Will you highlight the history and heritage of Finastra and how the company has evolved?
We often refer to Finastra as something of an anomaly when you think of a fintech startup – with 9,000 employees around the globe and a combined heritage of 200 years, we are not your typical start-up. Finastra was born in the summer of 2017 when we merged two established financial services technology giants; Misys and D+H. To absorb one into the other’s name would neither have been just, nor would it have reflected our own digital transformation as well as the launch of our open platform, FusionFabric.cloud. Given this, we knew it was a chance to redefine and relaunch the two organizations with a new brand, vision and vitality. And so Finastra (“finance” plus astra – a new, bright star) came to be. Finastra equals the star of financial services.
Finastra truly combines the best of both organizations’ DNA – the depth and breadth of financial services technology, a customer base of over 8,500 and an incredible ecosystem of employees and partners. It also gave us the opportunity to transform ourselves. We started by applying design thinking; what do our customers need today, what will they need tomorrow, and realistically – what do they need in the future?
We understood that soon our solutions alone wouldn’t be sufficient to keep pace with the innovation and collaboration that was happening all around us. Rather than tie customers into restrictive contracts, we knew that we needed to provide an open space for them by making our solutions open to capitalize on the vast world of innovation happening outside of their, and our, doors. This was the big idea behind Finastra – that the “Future of Finance is Open.”
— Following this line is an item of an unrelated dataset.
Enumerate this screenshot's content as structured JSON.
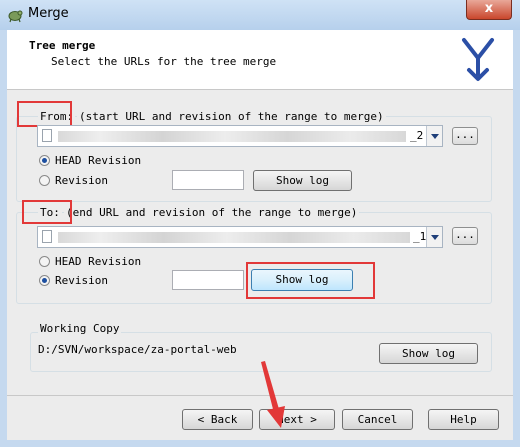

We embraced the open movement and launched our platform, FusionFabric.cloud, which is the enabler of rapid innovation, reduced development cycles, accelerated collaboration and the gateway to the future of open finance. We knew that this decision, handing our customers the keys to their own innovation journeys, may lead to an element of cannibalization of our own role within the relationship, but ultimately providing our customers with a future-ready roadmap was the key to our own transformation as well as protecting our customers’ longevity and relevance.
What have been the keys to the strength and leadership of Finastra and how do you describe the Finastra culture?
We believe that the future of finance is open. Open technology, open APIs, open standards, open ecosystems, open banking – any of us would be hard-pressed to think of one of today’s most successful organizations that isn’t “open” in most respects, whether it’s creating a platform that brings any citizen or business to a global marketplace or connects third party analytics and data to better shape the customer experience. The future is open.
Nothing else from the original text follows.